Posts tagged Critchley
Posts tagged Critchley
Brian Leiter liked our Critchley rant, though he finds this blog “rude”.
This is as good a time as any to point out that this blog exists to make fun of the most inane and hilarious instances of continental bullshit, not to wage war against the entirety of continental philosophy as a practice.
So the internets have been buzzing(ish) with news of the New York Times’ new philosophy-related online forum, The Stone. Gawker (strangely enough) had a post on it and Brian Leiter referred to its moderator, Simon Critchley as "a complete hack". After reading Critchley’s first article, I’m inclined to agree.
Here is an extremely in-depth summary:
What is a philosopher? This one philosopher, Thales, fell into a well. He was looking at the sky. This is a metaphor. Silly philosophers. Water clocks are stealing your time, except only if you’re a lawyer. Lawyers have no souls, but they are successful, unlike PHILOSOPHERS. Silly philosophers, you have time, but you also don’t, but mostly you do.

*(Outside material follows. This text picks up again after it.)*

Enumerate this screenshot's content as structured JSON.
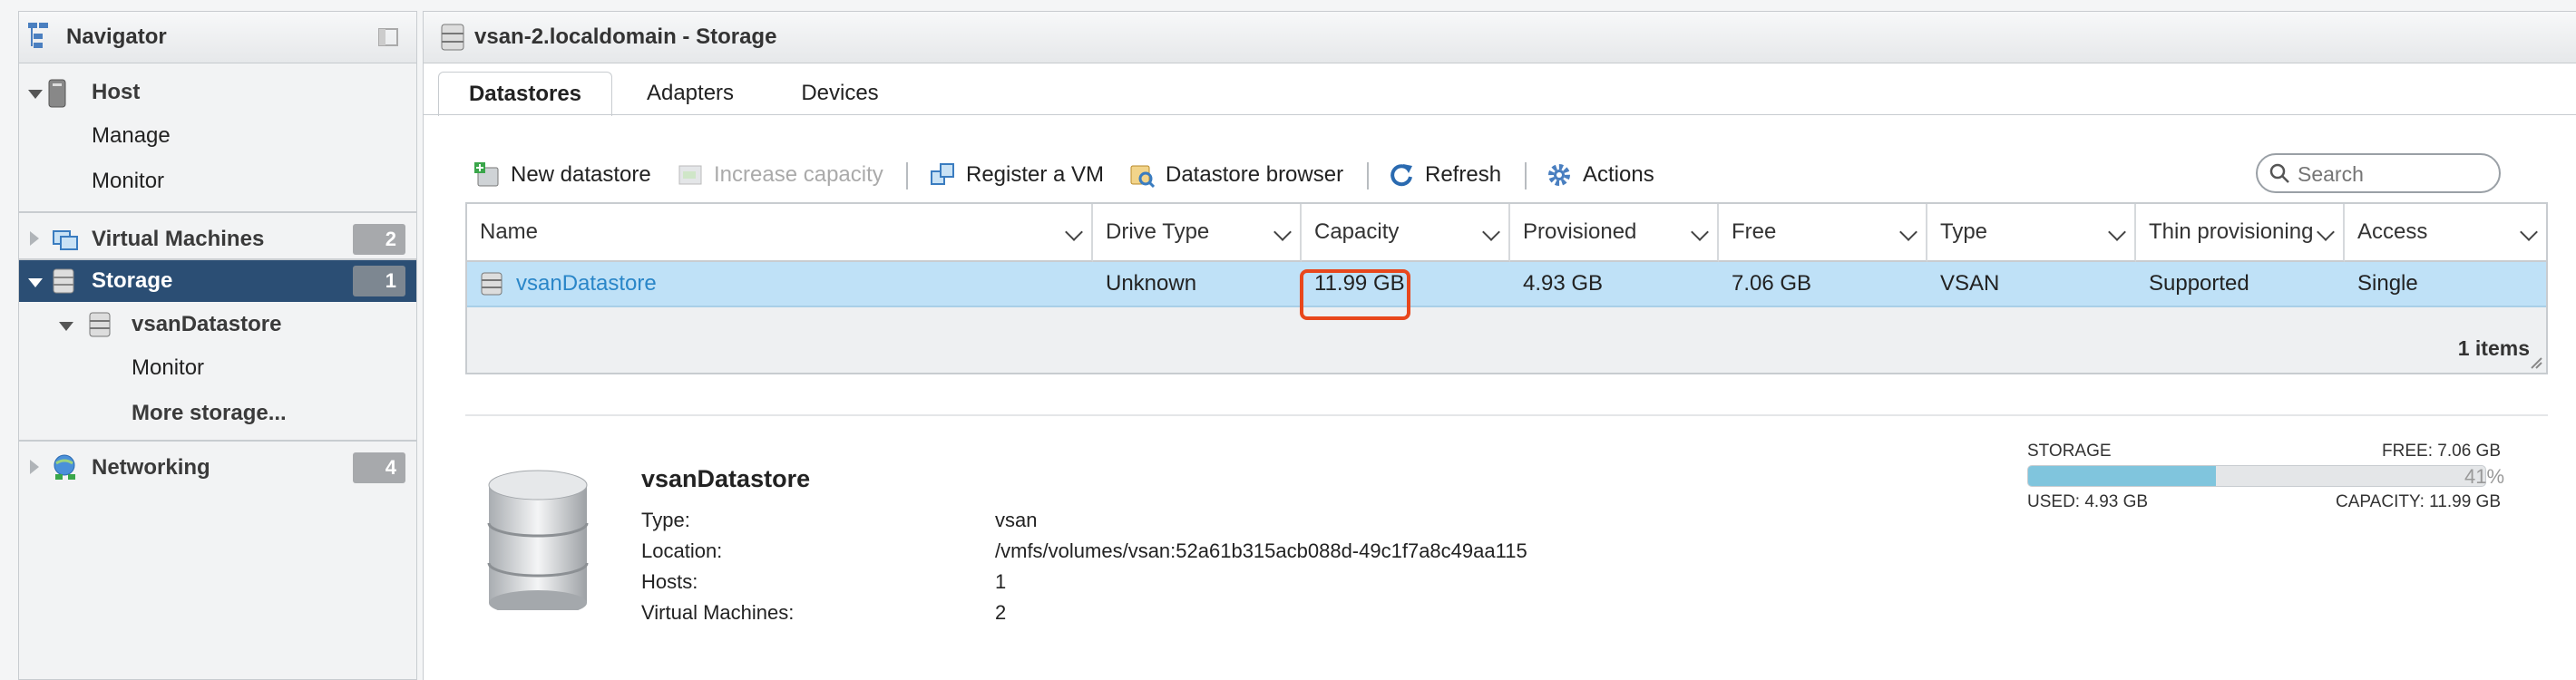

Your heads are always in the clouds. This is important: PHILOSOPHY KILLS. This is because Socrates once died, and he was a philosopher. Also, Bertrand Russell didn’t get a job once. Because of blasphemy! Silly philosophers. You are so anti-establishment and whatnot. This is why the Athenians killed Socrates. Were they right? I dunno. Whatevs.
The philosopher’s clumsiness in worldly affairs makes him appear stupid or, “gives the impression of plain silliness.” We are left with a rather Monty Pythonesque definition of the philosopher: the one who is silly.
Thales believed that water was the universal substance out of which all things were composed. Water was Thales’ philosophers’ stone, as it were. Therefore, by falling into a well, he inadvertently presses his basic philosophical claim.
Pushing this a little further, we might say that to philosophize is to take your time, even when you have no time, when time is constantly pressing at your back. The busy readers of The New York Times will doubtless understand this sentiment. It is our hope that some of them will make the time to read The Stone.
Far from eloquent, Socrates insists, the pettifogger is “perplexed and stutters.” Of course, one might object, that ridiculing someone’s stammer isn’t a very nice thing to do.
Thank you, Critchley, for regaling us with anecdotes and making philosophers out to be otherworldly clueless schmucks as you babble about some water/time metaphor forever and make jokes about speech impediments while sucking up to the NYT readership.
P.S. Stanley Fish, don’t think I haven’t noticed your column in the NY Times. I’m coming for you next(ish).